Until recently, I was forced to use ancient, rickety wooden stairs to access my garage. Terrifying, those stairs; matchstick-fragile, original to the house. Not long ago, I had them replaced. But not before I spent serious time planning how I wanted the new ones constructed. That was time wasted. My idiot contractor completely ignored my design. He screwed my new steps up—royally. The ones he built are so steep and narrow, I’m forced to climb down sideways. He did fortify the handrails like I told him to. But halfway down, he was supposed to provide a landing, a place where I could stop and catch my breath. Oh, he built one all right, the size of a slice of pie! And the flip-down seat he installed snapped off the wall the first time I used it. Sent me plummeting ass over tea kettle. I fell all the way to the bottom of the stairs. Landed with my leg twisted over my head, so contorted, I couldn’t breathe! Thank God I had my cell phone on me. Though it took at least an hour before those moron paramedics came to my rescue. There I lay, suffocating, and that jerk of a 911 operator, Marsha-with-the-Barry-White-voice, decides to lecture me on “…the illegality of false alarms.”

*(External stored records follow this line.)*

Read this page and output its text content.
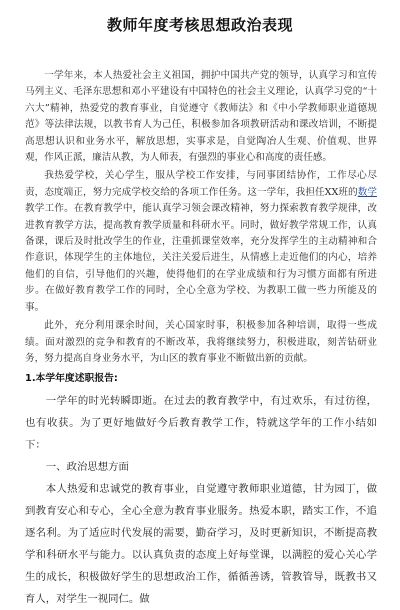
教师年度考核思想政治表现

一学年来，本人热爱社会主义祖国，拥护中国共产党的领导，认真学习和宣传马列主义、毛泽东思想和邓小平建设有中国特色的社会主义理论，认真学习党的“十六大”精神，热爱党的教育事业，自觉遵守《教师法》和《中小学教师职业道德规范》等法律法规，以教书育人为己任，积极参加各项教研活动和课改培训，不断提高思想认识和业务水平，解放思想，实事求是，自觉陶冶人生观、价值观、世界观，作风正派，廉洁从教，为人师表，有强烈的事业心和高度的责任感。

我热爱学校，关心学生，服从学校工作安排，与同事团结协作，工作尽心尽责，态度端正，努力完成学校交给的各项工作任务。这一学年，我担任XX班的数学教学工作。在教育教学中，能认真学习领会课改精神，努力探索教育教学规律，改进教育教学方法，提高教育教学质量和科研水平。同时，做好教学常规工作，认真备课，课后及时批改学生的作业，注重抓课堂效率，充分发挥学生的主动精神和合作意识，体现学生的主体地位，关注关爱后进生，从情感上走近他们的内心，培养他们的自信，引导他们的兴趣，使得他们的在学业成绩和行为习惯方面都有所进步。在做好教育教学工作的同时，全心全意为学校、为教职工做一些力所能及的事。

此外，充分利用课余时间，关心国家时事，积极参加各种培训，取得一些成绩。面对激烈的竞争和教育的不断改革，我将继续努力，积极进取，刻苦钻研业务，努力提高自身业务水平，为山区的教育事业不断做出新的贡献。

1.本学年度述职报告:

一学年的时光转瞬即逝。在过去的教育教学中，有过欢乐，有过彷徨，也有收获。为了更好地做好今后教育教学工作，特就这学年的工作小结如下：

一、政治思想方面

本人热爱和忠诚党的教育事业，自觉遵守教师职业道德，甘为园丁，做到教育安心和专心，全心全意为教育事业服务。热爱本职，踏实工作，不追逐名利。为了适应时代发展的需要，勤奋学习，及时更新知识，不断提高教学和科研水平与能力。以认真负责的态度上好每堂课，以满腔的爱心关心学生的成长，积极做好学生的思想政治工作，循循善诱，管教管导，既教书又育人，对学生一视同仁。做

“Is this a genuine emergency, Ms. Stark? Do I have to remind you that unnecessary 911 calls are against the law?”
“Listen, you freak-of-nature! I’m on the floor, my foot’s jammed in a goddamned railing and I’m freezing my ass off! Get somebody up here—now!”
“Are you wearing your muumuu, Ms. Stark?”
“Since when are my fashion choices any of your goddamned business?!”
“Are you wearing anything? It’s not going to be like last time, is it?”
“That was a legitimate emergency! I had a thong-burn!”
I have never abused 911. I’ve called only a few dozen times and one of those times was when I saw that obscene dancing hand. And let me tell you, that was an emergency of the most urgent and terrifying kind.